Effectively, such AI firms are offering tech companies a “get out of responsibility free card”, Whittaker said, by telling them, “’You pay us (…) and we will host the hashes, we will maintain the AI system, we will do whatever it is to magically clean up this problem”.
“So it’s very clear that whatever their incorporation status is, that they are self-interested in promoting child exploitation as a problem that happens “online,” and then proposing quick (and profitable) technical solutions as a remedy to what is in reality a deep social and cultural problem. (…) I don’t think governments understand just how expensive and fallible these systems are, that we’re not looking at a one-time cost. We’re looking at hundreds of millions of dollars indefinitely due to the scale that this is being proposed at.”
Lack of scientific input
Johansson has dismissed the idea that the approach she advocates will unleash something new or extreme, telling MEPs last year that it was “totally false to say that with a new regulation there will be new possibilities for detection that don’t exist today”.
But experts question the science behind it.
Matthew Daniel Green, a cryptographer and security technologist at John Hopkins University, said there was an evident lack of scientific input into the crafting of her regulation.
“In the first impact assessment of the EU Commission there was almost no outside scientific input and that’s really amazing since Europe has a terrific scientific infrastructure, with the top researchers in cryptography and computer security all over the world,” Green said.
AI-driven scanning technology, he warned, risks exposing digital platforms to malicious attacks and would undermine encryption.
“If you touch upon built-in encryption models, then you introduce vulnerabilities,” he said. “The idea that we are going to be able to have encrypted conversations like ours is totally incompatible with these scanning automated systems, and that’s by design.”
In a blow to the advocates of AI-driven CSAM scanning, US tech giant Apple said in late August that it is impossible to implement CSAM-scanning while preserving the privacy and security of digital communications. The same month, UK officials privately admitted to tech companies that there is no existing technology able to scan end-to-end encrypted messages without undermining users’ privacy.
According to research by Imperial College academics Ana-Maria Cretu and Shubham Jain, published last May, AI driven Client Side Scanning systems could be quietly tweaked to perform facial recognition on user devices without the user’s knowledge.

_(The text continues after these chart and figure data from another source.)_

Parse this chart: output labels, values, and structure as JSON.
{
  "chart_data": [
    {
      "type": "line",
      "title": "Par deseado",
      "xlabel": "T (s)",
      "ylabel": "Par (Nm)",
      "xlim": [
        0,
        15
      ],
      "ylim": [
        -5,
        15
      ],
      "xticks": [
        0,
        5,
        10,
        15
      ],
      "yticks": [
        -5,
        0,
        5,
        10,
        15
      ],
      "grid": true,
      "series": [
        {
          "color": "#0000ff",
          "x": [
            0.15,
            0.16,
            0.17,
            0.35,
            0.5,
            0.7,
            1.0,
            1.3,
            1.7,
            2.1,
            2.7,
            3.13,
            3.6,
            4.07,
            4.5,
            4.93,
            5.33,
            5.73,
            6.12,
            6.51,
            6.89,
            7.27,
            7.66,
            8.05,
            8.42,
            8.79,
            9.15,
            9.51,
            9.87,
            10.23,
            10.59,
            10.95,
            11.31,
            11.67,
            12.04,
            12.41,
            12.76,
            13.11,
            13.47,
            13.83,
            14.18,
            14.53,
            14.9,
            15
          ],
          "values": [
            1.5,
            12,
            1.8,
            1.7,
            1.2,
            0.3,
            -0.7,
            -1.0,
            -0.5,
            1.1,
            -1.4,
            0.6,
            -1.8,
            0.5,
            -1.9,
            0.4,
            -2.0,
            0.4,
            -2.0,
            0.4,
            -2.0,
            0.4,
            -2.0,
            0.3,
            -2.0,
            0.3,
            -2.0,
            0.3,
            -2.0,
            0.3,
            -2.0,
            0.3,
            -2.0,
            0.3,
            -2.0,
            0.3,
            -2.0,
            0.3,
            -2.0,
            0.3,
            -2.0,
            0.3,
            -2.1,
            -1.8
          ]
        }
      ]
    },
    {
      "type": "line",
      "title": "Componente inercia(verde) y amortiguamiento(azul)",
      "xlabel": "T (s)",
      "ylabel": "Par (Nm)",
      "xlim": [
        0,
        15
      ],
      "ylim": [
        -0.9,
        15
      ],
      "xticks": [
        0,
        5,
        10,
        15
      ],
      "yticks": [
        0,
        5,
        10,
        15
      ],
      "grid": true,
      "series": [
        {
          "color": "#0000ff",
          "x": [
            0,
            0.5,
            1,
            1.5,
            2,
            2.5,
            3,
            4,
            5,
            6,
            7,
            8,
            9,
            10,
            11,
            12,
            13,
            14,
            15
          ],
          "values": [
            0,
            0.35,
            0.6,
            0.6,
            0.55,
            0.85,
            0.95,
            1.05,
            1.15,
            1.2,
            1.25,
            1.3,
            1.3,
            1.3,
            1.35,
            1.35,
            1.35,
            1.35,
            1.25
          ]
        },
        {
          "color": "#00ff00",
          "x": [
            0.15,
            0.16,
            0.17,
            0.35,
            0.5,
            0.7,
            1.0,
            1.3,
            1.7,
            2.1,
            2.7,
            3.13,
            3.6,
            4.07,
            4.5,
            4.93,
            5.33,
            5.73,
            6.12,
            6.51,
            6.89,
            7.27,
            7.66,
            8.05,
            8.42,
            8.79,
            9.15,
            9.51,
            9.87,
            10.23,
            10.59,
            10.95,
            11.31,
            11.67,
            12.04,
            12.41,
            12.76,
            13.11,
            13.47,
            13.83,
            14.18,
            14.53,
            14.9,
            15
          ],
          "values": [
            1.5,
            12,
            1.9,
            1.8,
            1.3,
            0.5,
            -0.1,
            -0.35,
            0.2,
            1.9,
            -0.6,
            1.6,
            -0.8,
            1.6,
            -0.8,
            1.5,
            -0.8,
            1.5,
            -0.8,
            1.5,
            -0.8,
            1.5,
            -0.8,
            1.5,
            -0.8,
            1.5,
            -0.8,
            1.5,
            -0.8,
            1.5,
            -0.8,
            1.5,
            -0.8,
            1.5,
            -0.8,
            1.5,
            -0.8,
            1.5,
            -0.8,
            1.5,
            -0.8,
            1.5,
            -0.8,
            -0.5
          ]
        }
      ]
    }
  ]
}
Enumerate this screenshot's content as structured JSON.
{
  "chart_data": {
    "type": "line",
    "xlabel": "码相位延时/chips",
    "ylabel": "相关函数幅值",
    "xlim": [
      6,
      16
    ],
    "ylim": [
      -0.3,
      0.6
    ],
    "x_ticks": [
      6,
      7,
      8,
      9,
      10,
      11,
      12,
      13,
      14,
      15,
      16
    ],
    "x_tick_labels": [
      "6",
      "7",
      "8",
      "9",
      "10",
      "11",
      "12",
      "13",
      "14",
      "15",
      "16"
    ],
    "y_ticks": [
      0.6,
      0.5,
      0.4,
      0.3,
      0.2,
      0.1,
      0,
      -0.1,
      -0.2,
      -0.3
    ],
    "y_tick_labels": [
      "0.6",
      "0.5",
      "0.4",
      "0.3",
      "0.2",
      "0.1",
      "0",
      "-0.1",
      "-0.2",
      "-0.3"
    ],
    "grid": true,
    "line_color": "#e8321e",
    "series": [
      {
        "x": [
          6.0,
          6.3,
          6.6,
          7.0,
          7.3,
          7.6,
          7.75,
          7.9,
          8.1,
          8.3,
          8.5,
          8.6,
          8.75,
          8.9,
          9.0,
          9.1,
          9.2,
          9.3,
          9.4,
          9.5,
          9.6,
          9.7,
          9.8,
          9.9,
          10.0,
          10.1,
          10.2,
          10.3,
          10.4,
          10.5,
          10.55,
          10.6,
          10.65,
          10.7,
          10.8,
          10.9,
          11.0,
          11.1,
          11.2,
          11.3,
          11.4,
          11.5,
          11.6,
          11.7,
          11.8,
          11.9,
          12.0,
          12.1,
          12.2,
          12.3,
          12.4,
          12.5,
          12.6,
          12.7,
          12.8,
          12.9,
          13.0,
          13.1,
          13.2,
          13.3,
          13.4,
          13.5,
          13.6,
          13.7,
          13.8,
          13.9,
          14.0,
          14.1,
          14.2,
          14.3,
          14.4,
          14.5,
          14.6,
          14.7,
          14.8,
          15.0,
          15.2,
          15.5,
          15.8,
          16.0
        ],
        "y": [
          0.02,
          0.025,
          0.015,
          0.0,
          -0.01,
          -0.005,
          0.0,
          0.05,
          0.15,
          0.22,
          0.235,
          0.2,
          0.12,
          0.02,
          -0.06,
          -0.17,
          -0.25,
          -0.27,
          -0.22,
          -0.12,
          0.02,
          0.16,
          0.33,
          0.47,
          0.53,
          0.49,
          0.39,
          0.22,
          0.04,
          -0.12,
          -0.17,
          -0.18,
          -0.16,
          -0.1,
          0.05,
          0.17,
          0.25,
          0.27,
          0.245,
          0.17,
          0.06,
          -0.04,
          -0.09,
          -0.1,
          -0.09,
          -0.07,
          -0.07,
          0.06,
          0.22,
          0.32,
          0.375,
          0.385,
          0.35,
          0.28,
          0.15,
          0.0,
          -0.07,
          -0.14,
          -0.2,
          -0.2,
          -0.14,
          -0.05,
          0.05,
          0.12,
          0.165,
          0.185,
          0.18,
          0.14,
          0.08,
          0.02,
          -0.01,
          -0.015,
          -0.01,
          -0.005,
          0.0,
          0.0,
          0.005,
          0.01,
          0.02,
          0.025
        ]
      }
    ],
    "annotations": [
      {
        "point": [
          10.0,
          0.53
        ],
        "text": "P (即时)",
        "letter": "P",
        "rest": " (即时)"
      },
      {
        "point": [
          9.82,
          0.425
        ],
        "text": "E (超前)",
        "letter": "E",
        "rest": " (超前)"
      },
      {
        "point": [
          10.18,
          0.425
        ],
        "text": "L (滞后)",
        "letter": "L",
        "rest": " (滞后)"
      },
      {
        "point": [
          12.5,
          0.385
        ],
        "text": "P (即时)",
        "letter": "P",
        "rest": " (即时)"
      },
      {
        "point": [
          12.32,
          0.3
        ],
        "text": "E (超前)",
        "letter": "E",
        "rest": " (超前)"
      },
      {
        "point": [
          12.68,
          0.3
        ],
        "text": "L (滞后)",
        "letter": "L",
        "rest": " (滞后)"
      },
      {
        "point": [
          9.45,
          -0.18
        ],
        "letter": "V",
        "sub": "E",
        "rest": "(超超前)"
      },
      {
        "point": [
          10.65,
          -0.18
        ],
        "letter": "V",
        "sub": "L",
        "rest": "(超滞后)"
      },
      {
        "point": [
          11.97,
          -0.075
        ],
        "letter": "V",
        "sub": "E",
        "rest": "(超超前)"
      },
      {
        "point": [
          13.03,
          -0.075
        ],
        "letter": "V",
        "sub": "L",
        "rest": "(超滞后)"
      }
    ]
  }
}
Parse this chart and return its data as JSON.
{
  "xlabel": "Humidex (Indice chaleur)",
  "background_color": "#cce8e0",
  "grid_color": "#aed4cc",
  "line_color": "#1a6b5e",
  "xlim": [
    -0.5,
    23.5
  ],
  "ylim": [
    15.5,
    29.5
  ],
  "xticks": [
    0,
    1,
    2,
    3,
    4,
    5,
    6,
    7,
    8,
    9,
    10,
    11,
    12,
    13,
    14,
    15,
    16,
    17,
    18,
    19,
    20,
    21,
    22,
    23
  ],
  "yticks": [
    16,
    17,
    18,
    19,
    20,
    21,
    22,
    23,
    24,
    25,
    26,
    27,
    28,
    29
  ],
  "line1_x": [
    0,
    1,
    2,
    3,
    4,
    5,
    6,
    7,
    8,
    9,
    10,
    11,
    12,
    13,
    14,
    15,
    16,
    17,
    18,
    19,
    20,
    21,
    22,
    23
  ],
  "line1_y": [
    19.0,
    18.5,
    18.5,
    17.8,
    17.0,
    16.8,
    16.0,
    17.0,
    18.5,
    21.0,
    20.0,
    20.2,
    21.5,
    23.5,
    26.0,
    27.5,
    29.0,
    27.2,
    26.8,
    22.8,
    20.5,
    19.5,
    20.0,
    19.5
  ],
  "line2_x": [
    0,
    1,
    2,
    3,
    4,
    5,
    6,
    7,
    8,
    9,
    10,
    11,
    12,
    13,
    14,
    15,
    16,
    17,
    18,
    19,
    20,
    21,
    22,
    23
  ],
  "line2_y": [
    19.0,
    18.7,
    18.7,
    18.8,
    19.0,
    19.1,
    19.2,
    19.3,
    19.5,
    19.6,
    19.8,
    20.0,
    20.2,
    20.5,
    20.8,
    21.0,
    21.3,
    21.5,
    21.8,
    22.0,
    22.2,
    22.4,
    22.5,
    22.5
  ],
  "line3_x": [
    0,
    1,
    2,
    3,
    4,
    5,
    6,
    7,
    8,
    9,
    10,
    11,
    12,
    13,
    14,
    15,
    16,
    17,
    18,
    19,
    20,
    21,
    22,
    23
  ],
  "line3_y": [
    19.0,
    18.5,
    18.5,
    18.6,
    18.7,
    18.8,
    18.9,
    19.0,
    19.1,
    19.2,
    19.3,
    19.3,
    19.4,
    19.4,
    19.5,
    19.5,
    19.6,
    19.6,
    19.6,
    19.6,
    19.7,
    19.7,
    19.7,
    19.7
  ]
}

They warned of more vulnerabilities that have yet to be identified.
“Once this technology is rolled out to billions of devices across the world, you can’t take it back”, they said.
Law enforcement agencies are already considering the possibilities it offers.
In July 2022, the head of Johansson’s Directorate-General, Monique Pariat, visited Europol to discuss the contribution the EU police agency could make to the fight against CSAM, in a meeting attended by Europol executive director Catherine de Bolle.
Europol officials floated the idea of using the proposed EU Centre to scan for more than just CSAM, telling the Commission, “There are other crime areas that would benefit from detection”. According to the minutes, a Commission official “signalled understanding for the additional wishes” but “flagged the need to be realistic in terms of what could be expected, given the many sensitivities around the proposal.”
Ross Anderson, professor of Security Engineering at Cambridge University, said the debate around AI-driven scanning for CSAM has overlooked the potential for manipulation by law enforcement agencies.
“The security and intelligence community have always used issues that scare lawmakers, like children and terrorism, to undermine online privacy,” he said.
“We all know how this works, and come the next terrorist attack, no lawmaker will oppose the extension of scanning from child abuse to serious violent and political crimes.”